Interestingly a UK fund has crept into the Best of the Best selection which perhaps is not surprising given the good run UK shares have had recently. Whether this can be maintained after the General Election will be interesting to see.
If you analyse all the holdings (both bonds and equities) within the Best of the Best selection the geographical split is roughly
- Europe ex UK - 21%
- Pacific Basin (including China) - 16%
- UK - 15%
- Japan - 14%
With the rest split across other geographical regions. It's a bold mix but successful investing is not about making comfortable decisions.
80-20 Investor Best of the Best fund performance - since inception August 2014
To make the comparison I have assumed that an investor bought all of the 80-20 Best of the Best funds in equal measure and switched them every month. The chart shows the level of outperformance since we began tracking the 80-20 Investor Best of the Best selection back in August 2014. The 80-20 selection is up 13.85% (green line) versus 9.57% for the average managed fund (black line) and 7.62% for the FTSE 100 (red line).
That is a huge outperformance in just 9 months.
However, some may claim that the average managed fund may not invest in the same assets as the 80-20 fund selection and that the comparison might be unfair. So below I have replicated the chart above and this time added in another benchmark, the blue line. This is the return you would have got just simply by following the asset allocation of the 80-20 Investor selection (i.e buying the same proportion of Japan funds, US funds etc).
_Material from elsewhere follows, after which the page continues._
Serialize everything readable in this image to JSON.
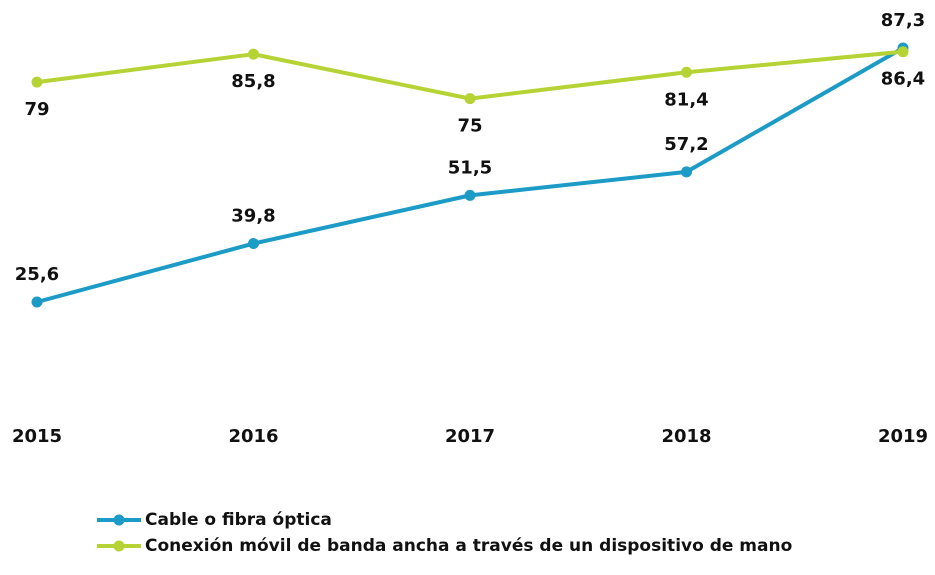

It uses the returns from the average fund in each of the relevant sectors. What it shows is that it outperforms the average managed fund. Yet more importantly it shows the power and importance of picking the right funds within each sector, demonstrated by how much the 80-20 portfolio line is above this benchmark. So the 80-20 Investor algorithm helps ensure you are in the right sectors and the right funds!
Long may this outperformance continue!